A recent survey put forward the hypothesis that the emigration that occurred from Sardinia from the 1960’s to the 1980’s, selected people with a hypomanic temperament. The paper aims to verify if the people who migrated from Sardinia in that period have shown a high risk of mood disorders in the surveys carried out in their host countries, and if the results are consistent with this hypothesis.

Methods:

This is systematic review.

Results:

In the 1970’s when examining the attitudes towards migration in Sardinian couples waiting to emigrate, Rudas found that the decision to emigrate was principally taken by males. Female showed lower self-esteem than male emigrants. A study on Sardinian immigrants in Argentina carried out in 2001-02, at the peak of the economic crisis, found a high risk of depressive disorders in women only.

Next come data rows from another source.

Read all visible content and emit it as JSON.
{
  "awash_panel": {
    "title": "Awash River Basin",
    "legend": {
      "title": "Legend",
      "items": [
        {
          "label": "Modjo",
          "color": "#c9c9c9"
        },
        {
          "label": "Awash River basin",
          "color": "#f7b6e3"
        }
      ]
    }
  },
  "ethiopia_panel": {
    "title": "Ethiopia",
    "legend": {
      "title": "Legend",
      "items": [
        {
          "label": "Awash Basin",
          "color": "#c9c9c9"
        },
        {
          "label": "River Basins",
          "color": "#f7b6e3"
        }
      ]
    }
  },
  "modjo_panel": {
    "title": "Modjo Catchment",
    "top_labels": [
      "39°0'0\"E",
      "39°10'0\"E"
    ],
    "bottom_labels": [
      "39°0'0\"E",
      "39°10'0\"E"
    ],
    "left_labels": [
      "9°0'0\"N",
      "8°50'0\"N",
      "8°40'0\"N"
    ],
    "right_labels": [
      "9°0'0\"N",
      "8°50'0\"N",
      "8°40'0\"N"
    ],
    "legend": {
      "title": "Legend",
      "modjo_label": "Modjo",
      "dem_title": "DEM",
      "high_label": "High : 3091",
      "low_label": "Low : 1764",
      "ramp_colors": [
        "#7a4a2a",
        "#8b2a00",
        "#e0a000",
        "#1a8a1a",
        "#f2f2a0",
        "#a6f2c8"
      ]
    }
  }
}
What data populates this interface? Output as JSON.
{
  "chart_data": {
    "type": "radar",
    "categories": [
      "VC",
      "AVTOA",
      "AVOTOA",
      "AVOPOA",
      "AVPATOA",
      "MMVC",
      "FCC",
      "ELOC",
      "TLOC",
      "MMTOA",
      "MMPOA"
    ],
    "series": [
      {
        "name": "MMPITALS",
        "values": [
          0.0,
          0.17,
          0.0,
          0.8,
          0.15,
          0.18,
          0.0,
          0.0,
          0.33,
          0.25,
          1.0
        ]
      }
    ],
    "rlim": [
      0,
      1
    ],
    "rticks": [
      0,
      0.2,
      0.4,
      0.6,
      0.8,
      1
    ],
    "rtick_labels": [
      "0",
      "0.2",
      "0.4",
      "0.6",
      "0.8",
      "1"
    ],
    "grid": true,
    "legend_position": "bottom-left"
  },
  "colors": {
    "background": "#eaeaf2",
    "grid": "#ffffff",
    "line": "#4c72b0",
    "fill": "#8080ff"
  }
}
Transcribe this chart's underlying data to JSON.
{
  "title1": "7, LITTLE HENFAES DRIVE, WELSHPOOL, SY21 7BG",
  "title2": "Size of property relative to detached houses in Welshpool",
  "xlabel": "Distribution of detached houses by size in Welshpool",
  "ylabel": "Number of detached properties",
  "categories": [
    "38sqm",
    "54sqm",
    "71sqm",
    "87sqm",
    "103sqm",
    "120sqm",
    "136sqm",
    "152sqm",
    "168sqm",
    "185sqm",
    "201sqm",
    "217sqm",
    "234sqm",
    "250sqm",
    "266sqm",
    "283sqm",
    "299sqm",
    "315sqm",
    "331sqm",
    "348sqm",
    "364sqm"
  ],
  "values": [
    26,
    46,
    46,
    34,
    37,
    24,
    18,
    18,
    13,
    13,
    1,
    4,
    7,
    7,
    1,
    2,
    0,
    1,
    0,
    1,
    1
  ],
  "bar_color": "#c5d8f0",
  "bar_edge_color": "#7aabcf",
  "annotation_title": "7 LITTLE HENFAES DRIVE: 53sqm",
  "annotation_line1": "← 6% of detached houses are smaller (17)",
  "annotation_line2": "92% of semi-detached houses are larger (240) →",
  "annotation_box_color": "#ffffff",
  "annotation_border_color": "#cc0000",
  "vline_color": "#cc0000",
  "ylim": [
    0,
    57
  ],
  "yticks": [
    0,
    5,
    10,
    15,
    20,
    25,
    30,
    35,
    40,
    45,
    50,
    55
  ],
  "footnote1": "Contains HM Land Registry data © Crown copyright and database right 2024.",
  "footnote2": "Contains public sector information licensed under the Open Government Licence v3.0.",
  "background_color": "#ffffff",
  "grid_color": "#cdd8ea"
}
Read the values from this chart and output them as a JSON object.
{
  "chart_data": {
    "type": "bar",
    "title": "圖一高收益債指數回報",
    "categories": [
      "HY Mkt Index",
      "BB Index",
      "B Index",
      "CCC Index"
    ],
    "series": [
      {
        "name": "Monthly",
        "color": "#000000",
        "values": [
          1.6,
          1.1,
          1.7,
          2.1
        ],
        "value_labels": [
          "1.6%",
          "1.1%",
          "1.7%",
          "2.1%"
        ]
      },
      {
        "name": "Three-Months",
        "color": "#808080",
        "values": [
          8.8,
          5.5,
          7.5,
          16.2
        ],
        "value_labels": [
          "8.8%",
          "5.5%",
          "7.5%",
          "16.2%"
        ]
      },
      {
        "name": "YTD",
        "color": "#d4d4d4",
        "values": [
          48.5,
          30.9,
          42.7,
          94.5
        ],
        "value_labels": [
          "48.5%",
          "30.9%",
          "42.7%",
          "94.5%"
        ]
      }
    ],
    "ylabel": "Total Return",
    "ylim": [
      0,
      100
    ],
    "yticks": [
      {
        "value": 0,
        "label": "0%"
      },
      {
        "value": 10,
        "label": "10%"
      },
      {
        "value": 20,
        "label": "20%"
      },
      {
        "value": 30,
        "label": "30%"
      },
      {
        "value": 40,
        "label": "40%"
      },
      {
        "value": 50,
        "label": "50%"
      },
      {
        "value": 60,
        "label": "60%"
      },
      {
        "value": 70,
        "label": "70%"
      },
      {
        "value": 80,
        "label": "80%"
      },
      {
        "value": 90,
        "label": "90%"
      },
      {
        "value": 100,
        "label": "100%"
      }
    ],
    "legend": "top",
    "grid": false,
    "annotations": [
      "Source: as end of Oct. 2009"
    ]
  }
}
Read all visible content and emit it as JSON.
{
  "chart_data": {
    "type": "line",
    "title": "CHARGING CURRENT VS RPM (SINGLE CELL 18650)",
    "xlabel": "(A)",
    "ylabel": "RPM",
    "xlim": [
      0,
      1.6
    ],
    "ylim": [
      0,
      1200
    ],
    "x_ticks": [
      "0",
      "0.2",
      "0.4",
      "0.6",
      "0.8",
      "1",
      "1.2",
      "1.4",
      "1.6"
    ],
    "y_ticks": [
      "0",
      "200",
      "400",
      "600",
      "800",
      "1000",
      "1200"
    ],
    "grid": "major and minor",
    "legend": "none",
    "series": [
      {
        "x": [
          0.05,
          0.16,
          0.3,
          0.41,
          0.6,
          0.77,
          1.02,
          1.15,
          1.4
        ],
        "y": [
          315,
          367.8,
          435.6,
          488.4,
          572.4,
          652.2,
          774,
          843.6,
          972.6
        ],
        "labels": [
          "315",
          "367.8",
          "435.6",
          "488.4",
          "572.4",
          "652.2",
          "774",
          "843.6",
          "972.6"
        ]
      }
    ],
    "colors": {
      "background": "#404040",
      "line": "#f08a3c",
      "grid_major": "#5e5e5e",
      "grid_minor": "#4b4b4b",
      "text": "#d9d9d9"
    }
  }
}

These results were opposite to the findings recorded ten years earlier in a survey on Sardinian immigrants in Paris, where the risk of Depressive Episode was higher in young men only.

Discussion:

Data point to a bipolar disorder risk for young (probably hypomanic) male migrants in competitive, challenging conditions; and a different kind of depressive episodes for women in trying economic conditions. The results of the survey on Sardinian migrants are partially in agreement with the hypothesis of a selective migration of people with a hypomanic temperament. Early motivations and self-esteem seem related to the ways mood disorders are expressed, and to the vulnerability to specific triggering situations in the host country.

Keywords: Bipolar Disorder, Hypomanic Temperament, Migration, Gender Difference, Sardinia, Goal Striving Stress.